RFR: JDK-8278309: [windows] use of uninitialized OSThread::_state
Aleksey Shipilev
shade at openjdk.java.net
Tue Dec 7 13:25:16 UTC 2021
On Tue, 7 Dec 2021 06:10:20 GMT, Thomas Stuefe <stuefe at openjdk.org> wrote:
> May I have reviews for this trivial fix.
>
> On Windows, we use `OSThread::_state` in `os::create_thread` before it has been initialized. This causes an assert to fire in `Thread::is_JavaThread_protected` (`assert(target->is_handshake_safe_for(current_thread)`)
>
> This only happens if the following is true:
> - We log os=info level, thereby firing the "Thread started.." log output the parent thread of a newly started child thread writes.
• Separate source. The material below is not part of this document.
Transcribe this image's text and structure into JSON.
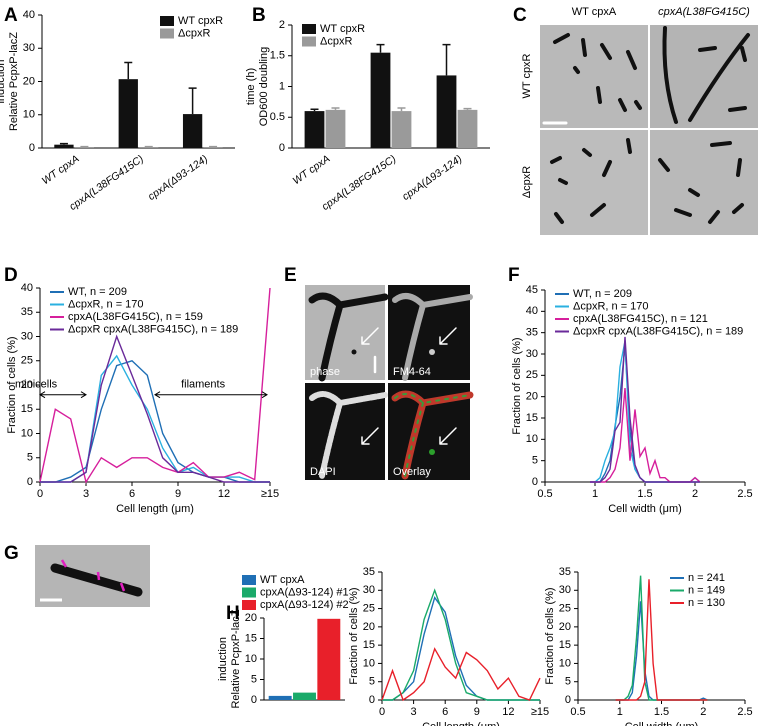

Since JDK-8268773, we also print the thread name. `Thread::name()` uses `Thread::is_JavaThread_protected`, but on Windows, the thread state has not been set yet.
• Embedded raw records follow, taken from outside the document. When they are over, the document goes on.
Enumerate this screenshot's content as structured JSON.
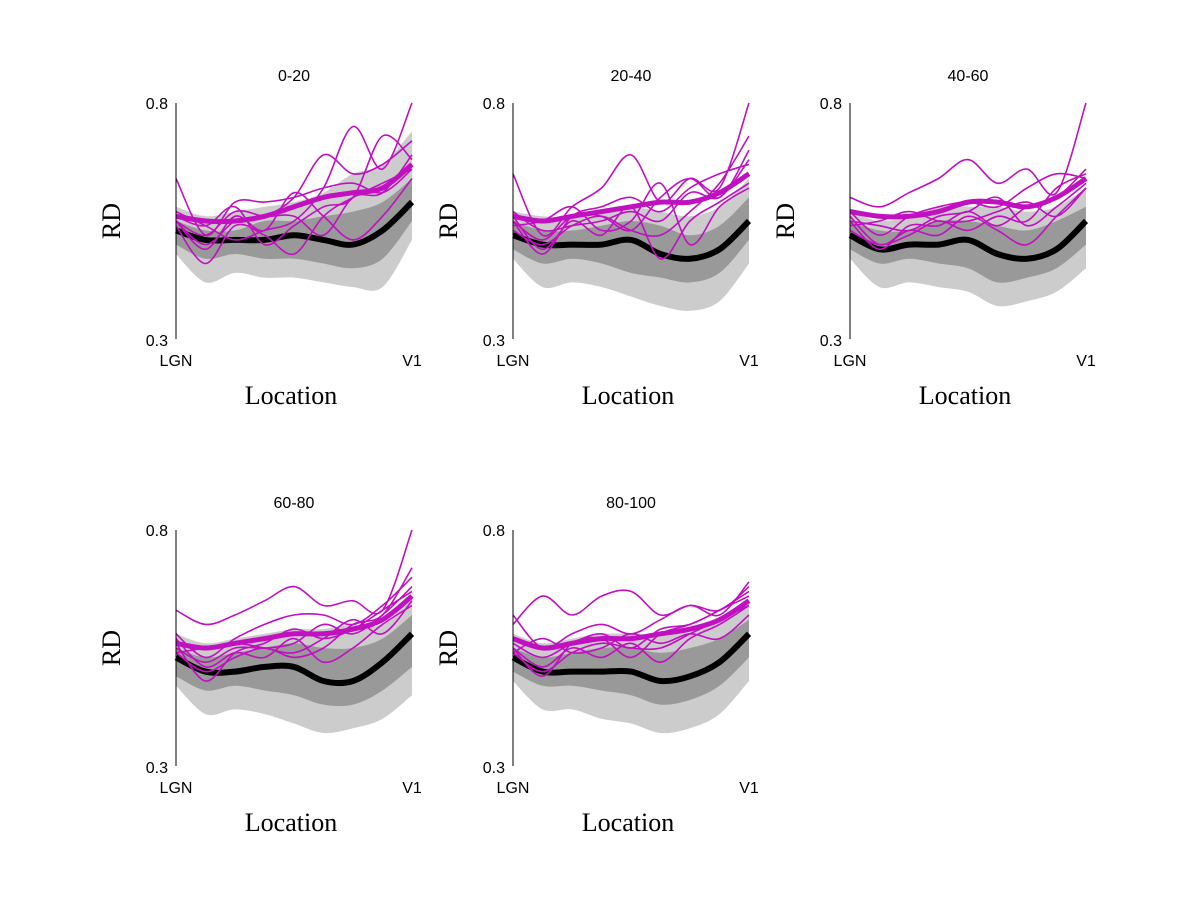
{
  "colors": {
    "band_outer": "#cccccc",
    "band_inner": "#999999",
    "control_mean": "#000000",
    "patient": "#c010c0"
  },
  "chart_data": [
    {
      "type": "line",
      "title": "0-20",
      "xlabel": "Location",
      "ylabel": "RD",
      "ylim": [
        0.3,
        0.8
      ],
      "x_ticks": [
        "LGN",
        "V1"
      ],
      "y_ticks": [
        "0.3",
        "0.8"
      ],
      "grid": false,
      "x": [
        0,
        0.125,
        0.25,
        0.375,
        0.5,
        0.625,
        0.75,
        0.875,
        1
      ],
      "control_band_outer": {
        "lower": [
          0.48,
          0.42,
          0.44,
          0.43,
          0.43,
          0.42,
          0.41,
          0.41,
          0.51
        ],
        "upper": [
          0.58,
          0.56,
          0.57,
          0.58,
          0.59,
          0.61,
          0.65,
          0.67,
          0.74
        ]
      },
      "control_band_inner": {
        "lower": [
          0.5,
          0.47,
          0.48,
          0.47,
          0.47,
          0.46,
          0.45,
          0.47,
          0.55
        ],
        "upper": [
          0.55,
          0.53,
          0.53,
          0.55,
          0.55,
          0.56,
          0.57,
          0.59,
          0.64
        ]
      },
      "control_mean": [
        0.53,
        0.51,
        0.51,
        0.51,
        0.52,
        0.51,
        0.5,
        0.53,
        0.59
      ],
      "patient_mean": [
        0.56,
        0.55,
        0.55,
        0.56,
        0.58,
        0.6,
        0.61,
        0.62,
        0.67
      ],
      "patients": [
        [
          0.64,
          0.52,
          0.59,
          0.59,
          0.6,
          0.62,
          0.63,
          0.61,
          0.66
        ],
        [
          0.55,
          0.5,
          0.55,
          0.56,
          0.6,
          0.69,
          0.65,
          0.67,
          0.72
        ],
        [
          0.57,
          0.54,
          0.51,
          0.53,
          0.55,
          0.62,
          0.75,
          0.66,
          0.8
        ],
        [
          0.55,
          0.49,
          0.56,
          0.53,
          0.61,
          0.56,
          0.51,
          0.56,
          0.64
        ],
        [
          0.56,
          0.54,
          0.58,
          0.5,
          0.54,
          0.58,
          0.6,
          0.73,
          0.68
        ],
        [
          0.54,
          0.46,
          0.54,
          0.52,
          0.48,
          0.56,
          0.6,
          0.63,
          0.66
        ],
        [
          0.55,
          0.52,
          0.57,
          0.56,
          0.56,
          0.52,
          0.6,
          0.61,
          0.69
        ]
      ]
    },
    {
      "type": "line",
      "title": "20-40",
      "xlabel": "Location",
      "ylabel": "RD",
      "ylim": [
        0.3,
        0.8
      ],
      "x_ticks": [
        "LGN",
        "V1"
      ],
      "y_ticks": [
        "0.3",
        "0.8"
      ],
      "grid": false,
      "x": [
        0,
        0.125,
        0.25,
        0.375,
        0.5,
        0.625,
        0.75,
        0.875,
        1
      ],
      "control_band_outer": {
        "lower": [
          0.47,
          0.41,
          0.42,
          0.41,
          0.39,
          0.37,
          0.36,
          0.38,
          0.46
        ],
        "upper": [
          0.57,
          0.56,
          0.56,
          0.57,
          0.58,
          0.57,
          0.56,
          0.58,
          0.64
        ]
      },
      "control_band_inner": {
        "lower": [
          0.49,
          0.46,
          0.47,
          0.46,
          0.44,
          0.43,
          0.42,
          0.44,
          0.51
        ],
        "upper": [
          0.55,
          0.53,
          0.53,
          0.54,
          0.55,
          0.54,
          0.52,
          0.54,
          0.6
        ]
      },
      "control_mean": [
        0.52,
        0.5,
        0.5,
        0.5,
        0.51,
        0.48,
        0.47,
        0.49,
        0.55
      ],
      "patient_mean": [
        0.56,
        0.55,
        0.56,
        0.57,
        0.58,
        0.59,
        0.59,
        0.61,
        0.65
      ],
      "patients": [
        [
          0.65,
          0.52,
          0.58,
          0.62,
          0.69,
          0.59,
          0.64,
          0.62,
          0.8
        ],
        [
          0.55,
          0.51,
          0.56,
          0.56,
          0.53,
          0.6,
          0.64,
          0.6,
          0.7
        ],
        [
          0.57,
          0.53,
          0.54,
          0.55,
          0.57,
          0.55,
          0.61,
          0.6,
          0.68
        ],
        [
          0.56,
          0.49,
          0.55,
          0.52,
          0.58,
          0.47,
          0.55,
          0.59,
          0.63
        ],
        [
          0.54,
          0.55,
          0.58,
          0.53,
          0.55,
          0.63,
          0.5,
          0.58,
          0.62
        ],
        [
          0.55,
          0.48,
          0.56,
          0.58,
          0.6,
          0.57,
          0.62,
          0.65,
          0.67
        ],
        [
          0.53,
          0.5,
          0.54,
          0.56,
          0.53,
          0.52,
          0.57,
          0.63,
          0.73
        ]
      ]
    },
    {
      "type": "line",
      "title": "40-60",
      "xlabel": "Location",
      "ylabel": "RD",
      "ylim": [
        0.3,
        0.8
      ],
      "x_ticks": [
        "LGN",
        "V1"
      ],
      "y_ticks": [
        "0.3",
        "0.8"
      ],
      "grid": false,
      "x": [
        0,
        0.125,
        0.25,
        0.375,
        0.5,
        0.625,
        0.75,
        0.875,
        1
      ],
      "control_band_outer": {
        "lower": [
          0.47,
          0.41,
          0.42,
          0.41,
          0.4,
          0.37,
          0.38,
          0.4,
          0.45
        ],
        "upper": [
          0.57,
          0.55,
          0.56,
          0.58,
          0.58,
          0.58,
          0.57,
          0.58,
          0.62
        ]
      },
      "control_band_inner": {
        "lower": [
          0.49,
          0.46,
          0.47,
          0.46,
          0.45,
          0.42,
          0.43,
          0.45,
          0.5
        ],
        "upper": [
          0.55,
          0.53,
          0.53,
          0.55,
          0.55,
          0.54,
          0.53,
          0.55,
          0.58
        ]
      },
      "control_mean": [
        0.52,
        0.49,
        0.5,
        0.5,
        0.51,
        0.48,
        0.47,
        0.49,
        0.55
      ],
      "patient_mean": [
        0.57,
        0.56,
        0.56,
        0.57,
        0.59,
        0.59,
        0.58,
        0.6,
        0.64
      ],
      "patients": [
        [
          0.6,
          0.58,
          0.61,
          0.64,
          0.68,
          0.63,
          0.66,
          0.61,
          0.8
        ],
        [
          0.57,
          0.52,
          0.56,
          0.58,
          0.59,
          0.58,
          0.62,
          0.65,
          0.64
        ],
        [
          0.55,
          0.54,
          0.53,
          0.56,
          0.57,
          0.6,
          0.54,
          0.58,
          0.63
        ],
        [
          0.56,
          0.5,
          0.53,
          0.52,
          0.56,
          0.53,
          0.5,
          0.56,
          0.62
        ],
        [
          0.54,
          0.55,
          0.57,
          0.55,
          0.55,
          0.57,
          0.59,
          0.56,
          0.62
        ],
        [
          0.55,
          0.49,
          0.54,
          0.54,
          0.57,
          0.54,
          0.58,
          0.6,
          0.66
        ],
        [
          0.53,
          0.5,
          0.52,
          0.55,
          0.53,
          0.56,
          0.55,
          0.62,
          0.65
        ]
      ]
    },
    {
      "type": "line",
      "title": "60-80",
      "xlabel": "Location",
      "ylabel": "RD",
      "ylim": [
        0.3,
        0.8
      ],
      "x_ticks": [
        "LGN",
        "V1"
      ],
      "y_ticks": [
        "0.3",
        "0.8"
      ],
      "grid": false,
      "x": [
        0,
        0.125,
        0.25,
        0.375,
        0.5,
        0.625,
        0.75,
        0.875,
        1
      ],
      "control_band_outer": {
        "lower": [
          0.47,
          0.41,
          0.42,
          0.41,
          0.39,
          0.37,
          0.38,
          0.4,
          0.45
        ],
        "upper": [
          0.58,
          0.56,
          0.57,
          0.58,
          0.59,
          0.59,
          0.6,
          0.6,
          0.66
        ]
      },
      "control_band_inner": {
        "lower": [
          0.49,
          0.46,
          0.47,
          0.46,
          0.45,
          0.43,
          0.43,
          0.46,
          0.51
        ],
        "upper": [
          0.55,
          0.53,
          0.54,
          0.55,
          0.56,
          0.55,
          0.55,
          0.57,
          0.62
        ]
      },
      "control_mean": [
        0.53,
        0.5,
        0.5,
        0.51,
        0.51,
        0.48,
        0.48,
        0.52,
        0.58
      ],
      "patient_mean": [
        0.56,
        0.55,
        0.56,
        0.57,
        0.58,
        0.58,
        0.59,
        0.61,
        0.66
      ],
      "patients": [
        [
          0.63,
          0.6,
          0.62,
          0.65,
          0.68,
          0.64,
          0.65,
          0.63,
          0.8
        ],
        [
          0.58,
          0.53,
          0.57,
          0.6,
          0.62,
          0.62,
          0.6,
          0.64,
          0.7
        ],
        [
          0.55,
          0.52,
          0.55,
          0.55,
          0.56,
          0.6,
          0.58,
          0.62,
          0.68
        ],
        [
          0.57,
          0.51,
          0.54,
          0.53,
          0.57,
          0.52,
          0.55,
          0.6,
          0.64
        ],
        [
          0.54,
          0.55,
          0.56,
          0.55,
          0.54,
          0.57,
          0.61,
          0.58,
          0.65
        ],
        [
          0.56,
          0.48,
          0.54,
          0.56,
          0.59,
          0.57,
          0.59,
          0.63,
          0.67
        ],
        [
          0.54,
          0.5,
          0.53,
          0.55,
          0.53,
          0.55,
          0.6,
          0.62,
          0.72
        ]
      ]
    },
    {
      "type": "line",
      "title": "80-100",
      "xlabel": "Location",
      "ylabel": "RD",
      "ylim": [
        0.3,
        0.8
      ],
      "x_ticks": [
        "LGN",
        "V1"
      ],
      "y_ticks": [
        "0.3",
        "0.8"
      ],
      "grid": false,
      "x": [
        0,
        0.125,
        0.25,
        0.375,
        0.5,
        0.625,
        0.75,
        0.875,
        1
      ],
      "control_band_outer": {
        "lower": [
          0.48,
          0.42,
          0.42,
          0.4,
          0.39,
          0.37,
          0.38,
          0.41,
          0.48
        ],
        "upper": [
          0.58,
          0.56,
          0.57,
          0.58,
          0.58,
          0.58,
          0.59,
          0.61,
          0.65
        ]
      },
      "control_band_inner": {
        "lower": [
          0.5,
          0.47,
          0.47,
          0.46,
          0.45,
          0.43,
          0.44,
          0.47,
          0.53
        ],
        "upper": [
          0.55,
          0.53,
          0.54,
          0.55,
          0.55,
          0.54,
          0.55,
          0.57,
          0.61
        ]
      },
      "control_mean": [
        0.53,
        0.5,
        0.5,
        0.5,
        0.5,
        0.48,
        0.49,
        0.52,
        0.58
      ],
      "patient_mean": [
        0.57,
        0.55,
        0.56,
        0.57,
        0.57,
        0.58,
        0.59,
        0.61,
        0.65
      ],
      "patients": [
        [
          0.6,
          0.66,
          0.62,
          0.66,
          0.67,
          0.62,
          0.64,
          0.63,
          0.68
        ],
        [
          0.62,
          0.55,
          0.58,
          0.6,
          0.58,
          0.61,
          0.64,
          0.62,
          0.69
        ],
        [
          0.56,
          0.53,
          0.56,
          0.58,
          0.55,
          0.59,
          0.6,
          0.63,
          0.66
        ],
        [
          0.55,
          0.51,
          0.55,
          0.53,
          0.56,
          0.52,
          0.57,
          0.6,
          0.64
        ],
        [
          0.54,
          0.57,
          0.54,
          0.55,
          0.58,
          0.56,
          0.58,
          0.57,
          0.62
        ],
        [
          0.55,
          0.49,
          0.56,
          0.57,
          0.53,
          0.58,
          0.6,
          0.63,
          0.67
        ],
        [
          0.54,
          0.5,
          0.54,
          0.56,
          0.55,
          0.55,
          0.58,
          0.61,
          0.64
        ]
      ]
    }
  ]
}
> - This is an assert, so only debug, but in debug newly malloced memory is poisoned with "F1F1F1F1...", which hides the error since `Thread::is_JavaThread_protected` compares the thread state like this:
>
> if (target->osthread() == NULL || target->osthread()->get_state() <= INITIALIZED) {
> return true;
> }
>
> and the compiler interprets the "F1F1F1F1" as a negative large value. Changing the init pattern to 0x01, or adding an explicit cast to unsigned, causes the assert to fire as soon as logging is switched on.
>
> ---
>
> Musings:
>
> I wondered whether we should change the thread state comparison to unsigned like this:
>
> if (target->osthread() == NULL || (unsigned)target->osthread()->get_state() <= INITIALIZED) {
>
> which would have shown the error right away after JDK-8268773. This is matter of taste though since one could say that at this point we expect the enum to be filled correctly with one of its values, and guarding against uninitialized memory should belong somewhere else, maybe in a debug-only verify function.
>
> --
>
> Just my personal opinion, but `OSThread` could do with a bit of cleanup. E.g. using an initializer list to init its values, and possibly doing the per-platform-factoring out in a different way. That include-file-in-the-middle-of-class composition technique is terrible. It confuses IDEs and makes analyzing the code difficult, and the code is not really difficult in what it does.
>
> ----
>
> Tests: GHAs (twice, once with experimentally set init word to 1 to see that the patch works)
This looks fine as the limited fix.
But I do wonder if the initial state `ALLOCATED` should be stamped right in the `OSThread::OSThread` constructor. Also, I see other platforms, for example, Linux does:
// set the correct thread state
osthread->set_thread_type(thr_type);
// Initial state is ALLOCATED but not INITIALIZED
osthread->set_state(ALLOCATED);
Not sure how safe it is to add `set_thread_type`, but matching the comment for `set_state` is probably in order.
-------------
Marked as reviewed by shade (Reviewer).